ATR-101 is adrenal-specific, “whereas OSI and others who were pursuing the IGF compounds were going after niche indications to get on the market fast, as a way of [later] getting into other indications,” Owens said. “Our strategy is really not the same.”

Although ATR-101 is being developed as a single agent, the reality of cancer drugs is such that it would likely end up being used in combination with one or more others, she said.

A semivirtual company with six employees, Atterocor was founded last year, when the firm raised $16 million in Series A funds. “’Attero’ is Latin for ‘destroy, target or interfere,’ and ‘cor’ stands for ‘adrenal cortex,’” Owens said. “So, basically, we’re looking to interfere with the aberrant activities of the cells of the adrenal cortex that give rise to adrenal cancer.”

The complicated nature of ACC and its scarcity has made enrolling trials a challenge, but last year data were published from a study by the European Network for the Study of Adrenal Tumors (ENSAT) that enrolled 304 patients, proving that large studies are possible, she said.

ENSAT sites in Europe and the U.S. tested mitotane plus etoposide, doxorubicin and cisplatin (EDC) against mitotane plus streptozotocin.

“The bottom line was, neither did very well, but the EDC regimen was slightly better, and has become the best there is the field,” with a response rate of about 23 percent, Owens said. “This is a disease that’s just so aggressive. It tends to be chemo-refractory and, based on the IGF inhibitors’ [lack of success], it doesn’t appear that a single, molecularly directed therapy is going to be sufficient.”

University of Michigan head football coach Glenn “Bo” Schembechler established the Millie Schembechler Adrenal Cancer fund at the University of Michigan (UM) after his wife’s death from ACC in 1992. It’s the nation’s only multidisciplinary ACC group. Also, 10 years ago, the first-ever conference dealing exclusively with ACC was held, and “that conference has now been happening roughly every other year,” Owens said. “It was in Paris in February. Only when you can bring together a broader consortium of people can this sort of progress happen.”

The other founder of Atterocor is Gary Hammer, who is also the Millie Schembechler Professor of Adrenal Cancer at UM, as well as the director of the endocrine oncology program there and director of the Center for Organogenesis.

Atterocor’s Series A money came from venture capital (VC) firms Frazier Healthcare, Osage University Partners and 5AM Ventures, along with the Regents of the University of Michigan under the Michigan Investment in New Technology Startups program and the Michigan Pre-Seed Capital Fund.

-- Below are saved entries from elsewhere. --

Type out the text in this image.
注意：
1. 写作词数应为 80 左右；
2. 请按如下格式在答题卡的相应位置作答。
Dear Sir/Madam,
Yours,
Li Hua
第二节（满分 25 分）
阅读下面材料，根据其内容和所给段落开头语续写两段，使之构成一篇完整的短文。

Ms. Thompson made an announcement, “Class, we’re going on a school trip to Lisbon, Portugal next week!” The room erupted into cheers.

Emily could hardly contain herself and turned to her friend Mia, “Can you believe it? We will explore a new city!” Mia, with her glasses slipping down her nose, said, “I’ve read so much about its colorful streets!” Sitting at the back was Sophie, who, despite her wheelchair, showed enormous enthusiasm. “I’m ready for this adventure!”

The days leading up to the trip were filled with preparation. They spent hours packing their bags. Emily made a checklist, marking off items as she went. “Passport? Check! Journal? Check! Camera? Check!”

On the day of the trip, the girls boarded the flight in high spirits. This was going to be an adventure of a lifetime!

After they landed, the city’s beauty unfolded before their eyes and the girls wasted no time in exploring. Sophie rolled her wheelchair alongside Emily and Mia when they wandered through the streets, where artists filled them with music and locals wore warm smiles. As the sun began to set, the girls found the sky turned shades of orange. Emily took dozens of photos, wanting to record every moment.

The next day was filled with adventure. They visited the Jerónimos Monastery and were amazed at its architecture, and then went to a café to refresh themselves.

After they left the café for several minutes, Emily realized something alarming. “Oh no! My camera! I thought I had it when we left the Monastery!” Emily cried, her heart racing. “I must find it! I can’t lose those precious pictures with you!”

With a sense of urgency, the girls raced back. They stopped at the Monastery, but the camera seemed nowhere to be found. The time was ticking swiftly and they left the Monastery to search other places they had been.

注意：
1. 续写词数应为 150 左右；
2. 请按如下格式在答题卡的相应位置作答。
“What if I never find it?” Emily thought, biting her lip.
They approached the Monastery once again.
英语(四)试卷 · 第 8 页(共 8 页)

“Part of what was compelling [in] the VC pitch, when we raised our financing last year, was the premise was that we could get into the clinic within a year, and have data within a year after that, and could be set up at that point to raise additional financing to take this to the market ourselves,” Owens said. “You don’t need even 100 [sales] reps for this,” since sales of the drug, if it’s commercialized, would be largely driven by key opinion leaders in the ACC field, she said.